Nicolay Fritz Reichwein Huitfeldt (19 May 1851 – 24 April 1938) was a Norwegian sports official, writer and producer of skis and ski bindings.

== Biography ==
He was born on 19 May 1851, in Borgund Municipality, the son of stipendiary magistrate Hans Jørgen Hansen Huitfeldt (1806–1857) and Fredrikke Ambjørnsen (1815–1897). The family also lived in Fredrikstad during Fritz' childhood, but when he was 13 years old the family moved to Christiania. He was a distant descendant of Tønne Huitfeldt. He was married twice; first between 1894 and 1900 to singer Marie Gløersen, then from September 1906 to Asta Marie Andersen (1877–1966). Through his sister, Fritz Huitfeldt was a brother-in-law of his own cousin Henrik Jørgen Huitfeldt-Kaas.

He took the examen artium in 1870 and the "second examen" in 1872. Until 1880, he ran two sports stores, first in Drammen and later in Skien. He was then hired in a weapons store in Kristiania. He started his own sports store in the city in 1891, but was employed in another store between 1896 and 1915. He also ran a ski factory named Ull. He became famous all over the skiing world for his "Huitfeldt ski bindings", pioneered in 1894 with significant improvements in 1897 and 1904. His bindings and skis were used by ski jumpers, cross-country skiers and alpine skiers alike.

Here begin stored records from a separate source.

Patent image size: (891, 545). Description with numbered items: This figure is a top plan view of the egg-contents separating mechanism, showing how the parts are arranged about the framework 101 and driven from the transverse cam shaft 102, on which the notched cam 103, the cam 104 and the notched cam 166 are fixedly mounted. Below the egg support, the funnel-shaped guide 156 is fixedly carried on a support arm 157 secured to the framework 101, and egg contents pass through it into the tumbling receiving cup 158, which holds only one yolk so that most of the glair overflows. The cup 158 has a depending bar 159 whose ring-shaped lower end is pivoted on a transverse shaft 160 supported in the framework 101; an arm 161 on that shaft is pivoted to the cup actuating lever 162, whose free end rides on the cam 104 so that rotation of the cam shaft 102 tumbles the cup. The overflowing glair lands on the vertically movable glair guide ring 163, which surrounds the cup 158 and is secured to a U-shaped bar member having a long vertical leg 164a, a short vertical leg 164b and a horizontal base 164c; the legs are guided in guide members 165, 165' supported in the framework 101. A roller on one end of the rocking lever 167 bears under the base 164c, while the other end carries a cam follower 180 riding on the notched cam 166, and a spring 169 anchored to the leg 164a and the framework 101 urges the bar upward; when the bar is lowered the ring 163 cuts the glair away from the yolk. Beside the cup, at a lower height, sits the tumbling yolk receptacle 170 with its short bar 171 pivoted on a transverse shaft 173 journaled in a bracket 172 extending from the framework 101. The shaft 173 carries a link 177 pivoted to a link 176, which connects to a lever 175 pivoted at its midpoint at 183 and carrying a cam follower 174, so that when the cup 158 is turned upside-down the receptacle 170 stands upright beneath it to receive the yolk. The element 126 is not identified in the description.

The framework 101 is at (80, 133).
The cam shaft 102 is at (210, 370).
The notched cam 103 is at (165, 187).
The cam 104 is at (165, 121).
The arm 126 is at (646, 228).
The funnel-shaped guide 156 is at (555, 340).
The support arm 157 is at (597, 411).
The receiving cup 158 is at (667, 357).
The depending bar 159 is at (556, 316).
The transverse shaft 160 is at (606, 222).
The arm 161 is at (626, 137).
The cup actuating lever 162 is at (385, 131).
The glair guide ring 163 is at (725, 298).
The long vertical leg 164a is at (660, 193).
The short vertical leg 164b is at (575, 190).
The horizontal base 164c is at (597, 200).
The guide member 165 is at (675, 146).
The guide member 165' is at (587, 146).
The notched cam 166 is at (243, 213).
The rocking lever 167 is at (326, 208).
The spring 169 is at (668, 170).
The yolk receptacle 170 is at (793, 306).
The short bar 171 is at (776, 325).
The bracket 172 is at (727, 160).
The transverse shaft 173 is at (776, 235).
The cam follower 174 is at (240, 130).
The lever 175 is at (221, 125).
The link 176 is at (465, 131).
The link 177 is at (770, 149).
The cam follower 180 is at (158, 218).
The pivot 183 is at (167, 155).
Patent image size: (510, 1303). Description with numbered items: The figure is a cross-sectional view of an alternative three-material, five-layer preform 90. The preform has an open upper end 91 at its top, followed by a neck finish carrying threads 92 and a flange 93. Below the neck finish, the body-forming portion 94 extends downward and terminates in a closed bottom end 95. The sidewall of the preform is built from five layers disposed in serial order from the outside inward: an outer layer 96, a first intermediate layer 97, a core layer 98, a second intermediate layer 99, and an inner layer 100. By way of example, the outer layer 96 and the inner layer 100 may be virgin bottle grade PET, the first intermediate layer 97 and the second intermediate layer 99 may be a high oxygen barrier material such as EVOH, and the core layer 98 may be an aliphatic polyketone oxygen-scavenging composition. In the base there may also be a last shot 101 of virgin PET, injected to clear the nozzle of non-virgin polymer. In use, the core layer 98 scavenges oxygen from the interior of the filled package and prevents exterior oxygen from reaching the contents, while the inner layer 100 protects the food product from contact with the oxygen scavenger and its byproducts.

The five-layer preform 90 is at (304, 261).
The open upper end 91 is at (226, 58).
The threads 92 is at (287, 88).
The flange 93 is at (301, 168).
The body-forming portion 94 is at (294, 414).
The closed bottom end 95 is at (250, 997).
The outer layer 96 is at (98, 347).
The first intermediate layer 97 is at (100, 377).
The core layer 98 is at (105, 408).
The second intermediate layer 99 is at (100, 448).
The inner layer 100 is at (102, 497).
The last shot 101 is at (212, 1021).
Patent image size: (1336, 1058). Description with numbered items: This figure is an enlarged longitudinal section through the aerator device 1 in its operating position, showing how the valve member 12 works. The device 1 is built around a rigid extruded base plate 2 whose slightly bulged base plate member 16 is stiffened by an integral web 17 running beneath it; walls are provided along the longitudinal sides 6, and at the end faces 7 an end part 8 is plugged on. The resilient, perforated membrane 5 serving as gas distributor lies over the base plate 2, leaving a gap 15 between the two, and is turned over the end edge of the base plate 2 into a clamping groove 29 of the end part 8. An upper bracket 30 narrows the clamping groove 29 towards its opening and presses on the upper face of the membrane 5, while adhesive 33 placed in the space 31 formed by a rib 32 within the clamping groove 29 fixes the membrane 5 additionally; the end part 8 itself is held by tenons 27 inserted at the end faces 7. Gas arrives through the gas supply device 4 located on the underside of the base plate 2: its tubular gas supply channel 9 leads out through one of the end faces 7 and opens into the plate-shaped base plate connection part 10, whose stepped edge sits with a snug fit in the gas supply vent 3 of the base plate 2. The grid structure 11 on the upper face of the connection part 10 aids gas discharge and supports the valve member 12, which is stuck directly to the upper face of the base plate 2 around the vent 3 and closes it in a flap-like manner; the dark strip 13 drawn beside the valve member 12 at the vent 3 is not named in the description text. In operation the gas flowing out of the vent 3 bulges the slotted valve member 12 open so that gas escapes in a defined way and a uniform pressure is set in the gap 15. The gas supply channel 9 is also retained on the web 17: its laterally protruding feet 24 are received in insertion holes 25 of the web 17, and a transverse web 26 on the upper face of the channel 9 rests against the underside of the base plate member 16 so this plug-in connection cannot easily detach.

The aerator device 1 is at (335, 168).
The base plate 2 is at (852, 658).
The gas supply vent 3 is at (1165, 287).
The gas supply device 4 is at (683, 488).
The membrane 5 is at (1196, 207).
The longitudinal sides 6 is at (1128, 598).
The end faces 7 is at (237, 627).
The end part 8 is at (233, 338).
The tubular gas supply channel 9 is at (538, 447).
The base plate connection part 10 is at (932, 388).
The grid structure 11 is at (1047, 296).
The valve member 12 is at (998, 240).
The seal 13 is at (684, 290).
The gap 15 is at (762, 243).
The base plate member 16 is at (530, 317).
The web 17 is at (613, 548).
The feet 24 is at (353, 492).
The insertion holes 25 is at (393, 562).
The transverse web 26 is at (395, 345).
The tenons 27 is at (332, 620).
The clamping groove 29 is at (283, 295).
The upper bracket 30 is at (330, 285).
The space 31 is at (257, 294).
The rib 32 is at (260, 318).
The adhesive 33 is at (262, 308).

Huitfeldt released several books about skiing, hunting and angling, and was an avid skier. He was a member of SK Ull from its founding year, served as its first deputy chairman (from 1883 to 1885) and its third chairman (from 1887 to 1891). He especially promoted the Telemark style of skiing, but was also involved in ski jumping. From 1886 to 1893, he was employed as a secretary in the Association for the Promotion of Skiing. Together with Hans Krag he was responsible for discontinuing the Husebyrennet and creating the hill Holmenkollbakken which arranged the Holmenkollen Ski Festival from 1892.

He died on 24 April 1938, aged 86, in Oslo. A monument to him was unveiled near Tryvannstårnet in 1946.